Food restriction during pregnancy in rabbits

The rabbit is an ideal model for studying nutritional-related disorders and fetal programming of metabolic disease.

This study examined the effects of food restriction during rabbit pregnancy on hormones and metabolites involved in energy homeostasis and metabolic programming.

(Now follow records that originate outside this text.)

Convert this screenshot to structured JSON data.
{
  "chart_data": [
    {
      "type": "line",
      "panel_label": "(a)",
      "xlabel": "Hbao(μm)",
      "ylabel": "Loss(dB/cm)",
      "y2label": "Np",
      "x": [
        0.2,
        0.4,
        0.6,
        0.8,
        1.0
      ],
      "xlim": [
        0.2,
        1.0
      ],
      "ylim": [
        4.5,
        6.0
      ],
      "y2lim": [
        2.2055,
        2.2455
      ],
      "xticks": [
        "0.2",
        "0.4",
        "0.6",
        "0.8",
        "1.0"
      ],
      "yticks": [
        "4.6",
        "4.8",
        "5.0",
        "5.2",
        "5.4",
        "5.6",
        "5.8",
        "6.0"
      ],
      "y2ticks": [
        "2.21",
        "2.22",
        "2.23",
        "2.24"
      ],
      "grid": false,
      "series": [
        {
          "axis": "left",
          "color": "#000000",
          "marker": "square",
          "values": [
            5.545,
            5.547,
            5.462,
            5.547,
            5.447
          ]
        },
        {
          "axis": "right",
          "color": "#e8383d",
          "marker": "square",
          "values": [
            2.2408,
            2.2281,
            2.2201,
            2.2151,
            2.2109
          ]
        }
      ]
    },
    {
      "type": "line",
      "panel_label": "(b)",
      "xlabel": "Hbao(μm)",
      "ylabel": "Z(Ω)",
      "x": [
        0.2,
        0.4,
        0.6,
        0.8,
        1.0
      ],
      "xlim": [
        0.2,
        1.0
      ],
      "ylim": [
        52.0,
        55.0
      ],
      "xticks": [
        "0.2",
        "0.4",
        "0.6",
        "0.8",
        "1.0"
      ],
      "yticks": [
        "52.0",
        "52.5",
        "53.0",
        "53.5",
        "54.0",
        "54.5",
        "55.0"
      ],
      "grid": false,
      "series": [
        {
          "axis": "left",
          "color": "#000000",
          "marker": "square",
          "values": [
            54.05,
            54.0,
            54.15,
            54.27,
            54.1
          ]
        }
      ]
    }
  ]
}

Pregnant does were assigned to four groups: the control group was fed a standard ration while the others received a restricted amount of food (30% restriction) during early (0–9 days), mid (9–18 days) and late (19–28 days) pregnancy. The pregnancy induced a coordinated range of adaptations to fulfil energy requirements of both mother and fetus, such as hyperleptinaemia and hyperinsulinaemia, reduced insulin sensitivity, increased cortisol and non-esterified fatty acid. Food restriction altered leptin, insulin, T3, non-esterified fatty acids and glucose concentrations depending on the gestational phase in which it was applied.

Collectively, present data confirm that the endocrinology of pregnancy and the adaptive responses to energy deficit make the rabbit an ideal model for studying nutritional-related disorders and fetal programming of metabolic disease.

Source:  L. Menchetti et al., 2014. Food restriction during pregnancy in rabbits: Effects on hormones and metabolites involved in energy homeostasis and metabolic programming. Res Vet Sci online, December 2014. doi:10.1016/j.rvsc.2014.11.017.